増信寺の門前に背の高い「一丁目の道標」(左)が据えられている。 説明書きによると天保3年(1832)に建立されたもので道に迷う旅人が多かった三叉路(現・一丁目の三叉路)に建てられていたもの。

増真寺本堂前にある宝篋印塔は「応永の塔」(右)と呼ばれ、室町時代の 応永11年(1404)に造られたもので側面には繊細な仏像が彫刻されている。

街道に戻り5~6分歩くと交差点左側に道標ならぬ「里程標」(左)が。大正4年(1915)に建立されたもので、「自藤岡町 至各町村」と刻まれ、その下に神流村他各町村への距離が*里*町と。

交差点を右に曲がり数分、成道寺の墓地奥に「菊川英山の墓」(右)ある。

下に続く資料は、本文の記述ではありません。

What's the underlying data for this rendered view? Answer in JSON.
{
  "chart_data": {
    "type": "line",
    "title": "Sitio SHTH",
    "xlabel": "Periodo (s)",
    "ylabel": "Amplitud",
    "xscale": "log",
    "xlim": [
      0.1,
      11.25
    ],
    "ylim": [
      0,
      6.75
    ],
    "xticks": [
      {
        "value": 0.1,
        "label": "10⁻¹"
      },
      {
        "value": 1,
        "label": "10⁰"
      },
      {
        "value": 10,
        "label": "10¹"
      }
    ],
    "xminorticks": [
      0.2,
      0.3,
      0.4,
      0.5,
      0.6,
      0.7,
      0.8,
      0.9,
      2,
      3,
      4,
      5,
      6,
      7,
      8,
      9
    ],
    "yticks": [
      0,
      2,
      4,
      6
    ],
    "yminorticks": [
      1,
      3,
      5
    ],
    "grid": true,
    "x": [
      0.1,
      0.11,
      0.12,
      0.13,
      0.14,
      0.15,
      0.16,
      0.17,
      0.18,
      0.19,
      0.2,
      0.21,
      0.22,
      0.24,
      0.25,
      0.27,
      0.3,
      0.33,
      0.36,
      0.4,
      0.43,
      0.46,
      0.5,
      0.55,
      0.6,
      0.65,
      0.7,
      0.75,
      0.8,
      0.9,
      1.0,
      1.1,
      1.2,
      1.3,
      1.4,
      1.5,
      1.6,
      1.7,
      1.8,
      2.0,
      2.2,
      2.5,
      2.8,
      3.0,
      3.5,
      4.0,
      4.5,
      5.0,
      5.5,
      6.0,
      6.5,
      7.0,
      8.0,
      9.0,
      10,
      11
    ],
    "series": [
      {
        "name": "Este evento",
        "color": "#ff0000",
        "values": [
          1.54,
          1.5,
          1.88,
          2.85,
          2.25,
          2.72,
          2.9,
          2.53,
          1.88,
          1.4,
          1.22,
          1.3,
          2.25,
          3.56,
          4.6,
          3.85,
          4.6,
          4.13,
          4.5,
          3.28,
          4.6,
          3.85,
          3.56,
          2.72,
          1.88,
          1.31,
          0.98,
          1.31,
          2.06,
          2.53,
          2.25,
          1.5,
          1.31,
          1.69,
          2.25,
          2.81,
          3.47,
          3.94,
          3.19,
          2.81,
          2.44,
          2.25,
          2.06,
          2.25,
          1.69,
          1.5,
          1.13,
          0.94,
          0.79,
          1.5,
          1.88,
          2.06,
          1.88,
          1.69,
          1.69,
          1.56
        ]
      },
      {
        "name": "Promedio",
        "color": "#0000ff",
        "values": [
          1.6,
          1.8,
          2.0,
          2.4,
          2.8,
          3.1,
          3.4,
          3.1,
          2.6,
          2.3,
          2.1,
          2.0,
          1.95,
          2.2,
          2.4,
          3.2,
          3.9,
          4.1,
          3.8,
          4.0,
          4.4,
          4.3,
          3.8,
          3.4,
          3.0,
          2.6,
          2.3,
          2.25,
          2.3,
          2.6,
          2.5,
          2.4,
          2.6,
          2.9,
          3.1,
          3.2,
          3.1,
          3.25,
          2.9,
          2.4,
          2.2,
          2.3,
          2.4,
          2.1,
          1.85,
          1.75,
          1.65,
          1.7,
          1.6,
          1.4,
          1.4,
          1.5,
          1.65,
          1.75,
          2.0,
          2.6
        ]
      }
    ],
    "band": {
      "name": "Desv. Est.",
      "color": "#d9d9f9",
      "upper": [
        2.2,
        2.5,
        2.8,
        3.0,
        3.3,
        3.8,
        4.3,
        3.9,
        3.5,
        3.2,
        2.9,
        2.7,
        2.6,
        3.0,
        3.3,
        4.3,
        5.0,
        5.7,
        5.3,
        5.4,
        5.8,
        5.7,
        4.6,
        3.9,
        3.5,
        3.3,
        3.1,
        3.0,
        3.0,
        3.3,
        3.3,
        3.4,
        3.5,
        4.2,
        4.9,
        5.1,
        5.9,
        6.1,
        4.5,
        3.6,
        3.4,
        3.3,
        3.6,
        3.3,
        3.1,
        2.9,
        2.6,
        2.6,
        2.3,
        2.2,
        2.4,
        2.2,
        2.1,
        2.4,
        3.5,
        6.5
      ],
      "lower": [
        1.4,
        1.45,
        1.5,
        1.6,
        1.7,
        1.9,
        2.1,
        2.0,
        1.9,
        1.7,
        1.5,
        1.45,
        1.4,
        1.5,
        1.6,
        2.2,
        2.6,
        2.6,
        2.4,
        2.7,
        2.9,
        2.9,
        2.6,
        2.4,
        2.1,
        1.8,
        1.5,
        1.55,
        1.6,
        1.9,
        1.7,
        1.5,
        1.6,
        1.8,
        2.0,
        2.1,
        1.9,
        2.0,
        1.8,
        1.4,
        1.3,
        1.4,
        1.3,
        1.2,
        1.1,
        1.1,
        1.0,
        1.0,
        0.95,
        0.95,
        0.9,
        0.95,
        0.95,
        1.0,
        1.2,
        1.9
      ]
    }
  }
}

文化年間(1804~17)に活躍した浮世絵師で初代歌川豊国と共に錦絵の美人画人気を二分した人物だ。

最後に向かった先は「JR八高線・群馬藤岡駅」(左)。  レトロな雰囲気の駅舎は三角屋根が追加されるなど改造されてはいるが児玉駅と倉賀野駅間の八高北線が開通した昭和6年(1931)からのもの。

川越城大手門跡前を出発しテクテクと歩いてきた児玉往還の旅もついに終わりとなった。